Congress gets virtually all of the public's scorn for the sour economy and Washington gridlock in a new poll obtained by Whispers—a finding that supports President Obama's 2012 reelection strategy of running against Capitol Hill.
“Nine out of 10 citizens blame Congress for the most pressing problems Americans are facing,” said No Labels Co-Founder Bill Galston. “We saw from the failure of the Super Committee that gridlock and hyper-partisanship have utterly impeded Congress' ability to carry out its responsibilities to the American people. We see good people stuck in a rotten system, and we have to change the rules to fix what's broken.”
While the poll doesn't mention Obama, it's about the best news his campaign strategists have heard this year.
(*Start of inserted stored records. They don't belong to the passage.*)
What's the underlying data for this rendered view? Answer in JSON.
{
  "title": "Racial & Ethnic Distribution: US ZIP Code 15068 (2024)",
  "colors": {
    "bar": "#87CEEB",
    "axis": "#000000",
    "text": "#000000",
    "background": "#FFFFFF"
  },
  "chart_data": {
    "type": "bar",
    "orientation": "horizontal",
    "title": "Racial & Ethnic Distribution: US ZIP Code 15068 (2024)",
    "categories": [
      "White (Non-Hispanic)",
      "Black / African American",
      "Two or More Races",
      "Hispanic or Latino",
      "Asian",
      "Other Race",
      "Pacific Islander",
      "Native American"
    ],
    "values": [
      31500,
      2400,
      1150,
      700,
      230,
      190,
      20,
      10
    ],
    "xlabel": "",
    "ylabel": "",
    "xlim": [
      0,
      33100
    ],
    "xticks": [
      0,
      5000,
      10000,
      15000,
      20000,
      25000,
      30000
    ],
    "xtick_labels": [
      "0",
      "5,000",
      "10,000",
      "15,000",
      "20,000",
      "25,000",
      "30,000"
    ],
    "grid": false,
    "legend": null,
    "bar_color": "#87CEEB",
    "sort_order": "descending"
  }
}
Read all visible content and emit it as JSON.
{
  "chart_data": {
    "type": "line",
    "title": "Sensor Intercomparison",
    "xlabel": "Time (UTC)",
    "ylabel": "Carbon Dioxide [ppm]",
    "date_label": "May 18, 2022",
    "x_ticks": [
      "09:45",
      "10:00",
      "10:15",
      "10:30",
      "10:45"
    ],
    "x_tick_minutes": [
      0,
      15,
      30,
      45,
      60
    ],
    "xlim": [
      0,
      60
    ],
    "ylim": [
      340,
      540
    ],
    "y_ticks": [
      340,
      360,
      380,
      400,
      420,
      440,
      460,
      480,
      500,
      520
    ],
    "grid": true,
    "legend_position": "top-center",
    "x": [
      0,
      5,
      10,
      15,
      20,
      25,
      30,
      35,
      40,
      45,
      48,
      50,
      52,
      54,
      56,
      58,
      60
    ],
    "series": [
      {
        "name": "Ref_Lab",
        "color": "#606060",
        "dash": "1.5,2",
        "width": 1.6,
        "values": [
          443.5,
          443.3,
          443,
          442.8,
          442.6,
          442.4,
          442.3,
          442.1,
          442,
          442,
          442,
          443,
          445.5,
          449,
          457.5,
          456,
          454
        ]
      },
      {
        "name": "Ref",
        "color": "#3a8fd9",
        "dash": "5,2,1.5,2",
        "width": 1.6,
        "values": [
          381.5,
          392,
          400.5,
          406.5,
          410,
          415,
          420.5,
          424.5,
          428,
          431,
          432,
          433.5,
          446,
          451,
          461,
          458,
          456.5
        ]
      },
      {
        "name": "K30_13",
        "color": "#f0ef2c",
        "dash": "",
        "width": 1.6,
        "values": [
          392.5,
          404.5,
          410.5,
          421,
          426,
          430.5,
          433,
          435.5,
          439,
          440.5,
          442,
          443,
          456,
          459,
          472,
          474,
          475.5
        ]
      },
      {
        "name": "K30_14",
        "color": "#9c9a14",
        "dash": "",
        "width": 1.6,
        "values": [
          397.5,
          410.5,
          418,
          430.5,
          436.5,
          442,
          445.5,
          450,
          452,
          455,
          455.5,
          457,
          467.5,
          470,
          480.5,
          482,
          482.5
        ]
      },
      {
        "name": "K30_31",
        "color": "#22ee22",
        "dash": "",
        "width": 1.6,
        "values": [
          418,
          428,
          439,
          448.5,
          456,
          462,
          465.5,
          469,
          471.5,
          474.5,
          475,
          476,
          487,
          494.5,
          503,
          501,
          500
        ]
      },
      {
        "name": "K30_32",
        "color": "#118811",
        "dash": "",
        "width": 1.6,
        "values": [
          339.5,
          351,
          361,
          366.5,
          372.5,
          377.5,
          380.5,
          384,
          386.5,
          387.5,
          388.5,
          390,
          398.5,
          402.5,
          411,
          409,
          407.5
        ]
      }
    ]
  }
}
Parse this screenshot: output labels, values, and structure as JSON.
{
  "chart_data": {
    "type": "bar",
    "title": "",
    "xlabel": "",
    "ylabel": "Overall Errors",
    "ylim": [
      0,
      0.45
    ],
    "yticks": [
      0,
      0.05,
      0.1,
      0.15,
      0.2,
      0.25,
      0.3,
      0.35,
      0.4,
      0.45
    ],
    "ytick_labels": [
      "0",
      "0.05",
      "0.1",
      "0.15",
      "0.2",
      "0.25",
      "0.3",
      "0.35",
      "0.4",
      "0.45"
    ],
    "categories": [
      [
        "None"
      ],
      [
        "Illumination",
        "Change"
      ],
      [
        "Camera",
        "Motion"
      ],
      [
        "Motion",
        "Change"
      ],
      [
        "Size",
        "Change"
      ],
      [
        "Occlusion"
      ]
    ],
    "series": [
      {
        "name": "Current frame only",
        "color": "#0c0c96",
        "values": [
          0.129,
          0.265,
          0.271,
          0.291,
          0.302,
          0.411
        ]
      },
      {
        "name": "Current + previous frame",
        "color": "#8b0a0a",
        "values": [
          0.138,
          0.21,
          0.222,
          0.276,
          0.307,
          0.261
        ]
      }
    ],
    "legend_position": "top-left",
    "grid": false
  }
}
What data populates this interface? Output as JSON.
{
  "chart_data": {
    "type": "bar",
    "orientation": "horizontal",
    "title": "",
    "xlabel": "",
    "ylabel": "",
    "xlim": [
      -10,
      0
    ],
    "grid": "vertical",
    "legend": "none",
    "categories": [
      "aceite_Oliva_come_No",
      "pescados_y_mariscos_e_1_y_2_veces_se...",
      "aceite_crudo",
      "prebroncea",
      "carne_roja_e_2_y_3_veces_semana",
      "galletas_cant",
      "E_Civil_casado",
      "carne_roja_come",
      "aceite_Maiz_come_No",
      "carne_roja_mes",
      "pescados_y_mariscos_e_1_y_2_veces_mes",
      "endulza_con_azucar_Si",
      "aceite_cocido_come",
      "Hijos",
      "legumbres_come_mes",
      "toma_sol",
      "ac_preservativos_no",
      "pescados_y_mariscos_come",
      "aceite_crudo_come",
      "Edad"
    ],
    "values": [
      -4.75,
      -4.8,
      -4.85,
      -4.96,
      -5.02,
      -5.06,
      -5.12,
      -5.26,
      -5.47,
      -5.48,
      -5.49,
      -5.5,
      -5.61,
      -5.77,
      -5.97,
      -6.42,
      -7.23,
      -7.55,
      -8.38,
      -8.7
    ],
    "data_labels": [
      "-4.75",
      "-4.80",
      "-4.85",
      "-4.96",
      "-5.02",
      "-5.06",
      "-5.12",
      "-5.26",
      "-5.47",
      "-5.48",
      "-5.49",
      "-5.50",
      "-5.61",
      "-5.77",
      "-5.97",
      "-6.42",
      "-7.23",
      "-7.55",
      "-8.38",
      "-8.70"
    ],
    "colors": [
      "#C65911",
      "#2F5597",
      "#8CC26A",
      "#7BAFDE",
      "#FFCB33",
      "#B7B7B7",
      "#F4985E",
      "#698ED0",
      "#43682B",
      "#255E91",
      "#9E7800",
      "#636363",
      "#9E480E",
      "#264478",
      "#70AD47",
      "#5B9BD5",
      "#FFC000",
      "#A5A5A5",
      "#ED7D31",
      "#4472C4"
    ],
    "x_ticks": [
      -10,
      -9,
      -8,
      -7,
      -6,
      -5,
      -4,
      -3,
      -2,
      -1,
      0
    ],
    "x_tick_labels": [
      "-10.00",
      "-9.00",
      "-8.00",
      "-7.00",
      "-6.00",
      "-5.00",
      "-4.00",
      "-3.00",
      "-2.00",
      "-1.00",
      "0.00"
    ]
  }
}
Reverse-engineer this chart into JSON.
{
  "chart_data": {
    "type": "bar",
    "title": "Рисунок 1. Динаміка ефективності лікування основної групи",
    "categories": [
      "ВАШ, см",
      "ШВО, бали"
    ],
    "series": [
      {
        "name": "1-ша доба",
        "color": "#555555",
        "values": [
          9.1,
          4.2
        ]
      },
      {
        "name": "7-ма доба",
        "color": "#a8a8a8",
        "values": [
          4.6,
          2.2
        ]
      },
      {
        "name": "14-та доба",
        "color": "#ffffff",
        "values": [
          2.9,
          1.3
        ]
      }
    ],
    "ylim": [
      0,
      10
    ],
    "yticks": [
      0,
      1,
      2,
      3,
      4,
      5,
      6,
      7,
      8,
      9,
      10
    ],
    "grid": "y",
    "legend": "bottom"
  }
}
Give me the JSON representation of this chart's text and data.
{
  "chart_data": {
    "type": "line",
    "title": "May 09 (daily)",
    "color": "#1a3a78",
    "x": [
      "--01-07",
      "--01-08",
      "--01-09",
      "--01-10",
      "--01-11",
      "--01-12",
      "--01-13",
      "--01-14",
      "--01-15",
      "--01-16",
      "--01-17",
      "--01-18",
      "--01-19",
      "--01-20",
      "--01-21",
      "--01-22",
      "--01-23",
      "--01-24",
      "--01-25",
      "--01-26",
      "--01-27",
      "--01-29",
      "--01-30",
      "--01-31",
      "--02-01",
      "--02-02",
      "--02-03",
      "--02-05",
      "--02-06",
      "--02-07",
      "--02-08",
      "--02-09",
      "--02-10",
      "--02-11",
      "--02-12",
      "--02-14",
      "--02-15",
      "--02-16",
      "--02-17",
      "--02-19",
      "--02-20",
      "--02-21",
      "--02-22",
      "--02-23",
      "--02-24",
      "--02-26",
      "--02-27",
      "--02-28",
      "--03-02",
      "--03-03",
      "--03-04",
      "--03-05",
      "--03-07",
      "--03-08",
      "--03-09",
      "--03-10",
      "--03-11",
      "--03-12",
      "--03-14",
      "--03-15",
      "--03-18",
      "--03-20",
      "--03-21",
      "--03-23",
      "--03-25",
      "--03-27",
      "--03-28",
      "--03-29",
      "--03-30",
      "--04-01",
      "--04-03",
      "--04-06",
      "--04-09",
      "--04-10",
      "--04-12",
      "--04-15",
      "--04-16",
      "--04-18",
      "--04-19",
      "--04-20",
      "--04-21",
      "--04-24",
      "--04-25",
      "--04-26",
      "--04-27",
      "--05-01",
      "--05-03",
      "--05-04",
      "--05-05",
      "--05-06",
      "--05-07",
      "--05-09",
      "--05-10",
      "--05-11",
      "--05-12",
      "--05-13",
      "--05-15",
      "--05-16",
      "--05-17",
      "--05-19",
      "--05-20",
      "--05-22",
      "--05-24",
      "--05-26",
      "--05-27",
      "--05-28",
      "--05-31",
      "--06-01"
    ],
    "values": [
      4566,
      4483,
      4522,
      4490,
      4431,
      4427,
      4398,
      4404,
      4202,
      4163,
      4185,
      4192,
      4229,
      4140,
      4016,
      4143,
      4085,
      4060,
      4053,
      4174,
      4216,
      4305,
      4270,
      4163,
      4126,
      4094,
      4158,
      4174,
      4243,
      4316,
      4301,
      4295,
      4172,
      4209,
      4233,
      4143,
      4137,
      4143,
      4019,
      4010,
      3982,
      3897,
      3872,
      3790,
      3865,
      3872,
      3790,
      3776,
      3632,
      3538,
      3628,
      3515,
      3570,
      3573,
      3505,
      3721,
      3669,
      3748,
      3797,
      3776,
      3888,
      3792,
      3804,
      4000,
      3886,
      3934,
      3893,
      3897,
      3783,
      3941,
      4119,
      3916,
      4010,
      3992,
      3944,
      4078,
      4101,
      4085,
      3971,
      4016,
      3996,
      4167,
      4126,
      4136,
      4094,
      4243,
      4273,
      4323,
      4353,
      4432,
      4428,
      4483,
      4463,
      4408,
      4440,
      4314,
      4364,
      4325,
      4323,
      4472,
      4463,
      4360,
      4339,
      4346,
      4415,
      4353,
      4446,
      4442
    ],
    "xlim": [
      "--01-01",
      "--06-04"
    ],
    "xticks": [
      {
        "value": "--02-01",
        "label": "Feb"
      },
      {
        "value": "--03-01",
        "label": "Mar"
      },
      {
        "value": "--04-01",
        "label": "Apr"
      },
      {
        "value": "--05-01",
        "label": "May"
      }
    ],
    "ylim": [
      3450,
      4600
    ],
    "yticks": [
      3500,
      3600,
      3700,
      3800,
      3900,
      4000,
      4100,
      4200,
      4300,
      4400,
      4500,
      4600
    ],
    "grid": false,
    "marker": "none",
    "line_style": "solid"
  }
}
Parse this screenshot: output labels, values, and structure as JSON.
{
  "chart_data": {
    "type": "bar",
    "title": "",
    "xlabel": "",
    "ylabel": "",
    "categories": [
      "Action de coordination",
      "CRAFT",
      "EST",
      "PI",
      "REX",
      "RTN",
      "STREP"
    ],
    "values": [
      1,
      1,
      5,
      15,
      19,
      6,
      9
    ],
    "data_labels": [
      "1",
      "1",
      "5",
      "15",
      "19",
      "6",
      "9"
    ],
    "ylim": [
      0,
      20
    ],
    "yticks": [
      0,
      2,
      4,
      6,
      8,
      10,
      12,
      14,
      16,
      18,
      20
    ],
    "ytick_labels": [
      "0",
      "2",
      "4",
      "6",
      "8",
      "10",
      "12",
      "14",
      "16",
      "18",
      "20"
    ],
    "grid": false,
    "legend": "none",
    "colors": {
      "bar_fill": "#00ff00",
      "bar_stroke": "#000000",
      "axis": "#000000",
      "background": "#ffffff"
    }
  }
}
That's because Congress takes most of the punches. The No-Labels poll finds that 86 percent disapprove of the job Congress is doing.
The poll also backed up efforts by No Labels to push congressional reforms. According to the group, “85% understand the necessary urgency of reducing gridlock and would support a reform package that could address the structural problems facing Congress in as little as 24 hours. 59% think that this strategy would have the most immediate impact, which is more than double the 28% who prefer conventional campaign finance reform, and more than four times the 13% who prefer redistricting reform. In fact, 67% were willing to go the extra mile and call their congressman in support of a rule reform package.”
They have just issued a 12-point reform plan that includes unusual ideas like copying Britain's question and answer period in Parliament.
The full plan will be unveiled at a press conference on Capitol Hill on Dec. 13.
“The agenda is the only proposal today aimed at fixing the broken Congress, and it has powerful citizen support behind it. With congressional approval at 9 percent, we don't have any more time to waste,” said No Labels Co-Founder Mark McKinnon.
Their poll was taken through an online survey of 800 registered voters, with a margin of error of ±3.5 percent.